HISTOPATHOLOGIC FEATURES: At surgical exploration, the lesion is well demarcated from the surrounding bone, thus permitting relatively easy separation of the tumor from its bony bed. A few ossifying fibromas will show, grossly and microscopically, a fibrous capsule surrounding the tumor. Most are not encapsulated but are well demarcated grossly and microscopically from the surrounding bone.

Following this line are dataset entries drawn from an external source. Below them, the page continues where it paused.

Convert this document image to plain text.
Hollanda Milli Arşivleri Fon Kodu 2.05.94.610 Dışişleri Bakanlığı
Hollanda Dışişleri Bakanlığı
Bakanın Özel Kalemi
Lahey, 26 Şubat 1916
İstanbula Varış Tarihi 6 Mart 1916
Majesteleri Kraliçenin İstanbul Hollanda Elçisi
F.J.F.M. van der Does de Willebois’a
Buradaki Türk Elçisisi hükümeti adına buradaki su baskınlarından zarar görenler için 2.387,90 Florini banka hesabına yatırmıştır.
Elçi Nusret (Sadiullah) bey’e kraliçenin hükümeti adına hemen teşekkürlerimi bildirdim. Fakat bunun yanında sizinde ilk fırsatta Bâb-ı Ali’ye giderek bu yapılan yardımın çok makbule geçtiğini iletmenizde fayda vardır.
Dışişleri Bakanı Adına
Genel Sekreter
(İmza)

On gross examination, the tumor is usually submitted in one mass or as a few large pieces (Fig. 14-53). Ossifying fibromas consist of fibrous tissue that exhibits varying degrees of cellularity and contains mineralized material (Fig. 14-54). The hard tissue portion may be in the form of trabeculae of osteoid and bone or basophilic and poorly cellular spherules that resemble cementum. Admixtures of the two types are typical. The bony trabeculae vary in size and frequently demonstrate a mixture of woven and lamellar patterns. Peripheral osteoid and osteoblastic rimming are usually present. The spherules of cementum-like material often demonstrate peripheral brush borders that blend into the adjacent connective tissue (Fig. 14-55). Significant intralesional hemorrhage is unusual. Variation in the types of mineralized material produced may be helpful in distinguishing ossifying fibroma from fibrous dysplasia, which has a more uniform pattern of osseous differentiation.
Fig. 14-53 Ossifying fibroma. Gross specimen showing a well-circumscribed tumor that shelled out in one piece.
TREATMENT AND PROGNOSIS: The circumscribed nature of the ossifying fibroma generally permits enucleation of the tumor with relative ease. Some examples, however, which have grown large and destroyed considerable bone, may necessitate surgical resection and bone grafting. The prognosis, however, is very good, and recurrence after removal of the tumor is rarely encountered. There is no evidence that ossifying fibromas ever undergo malignant change.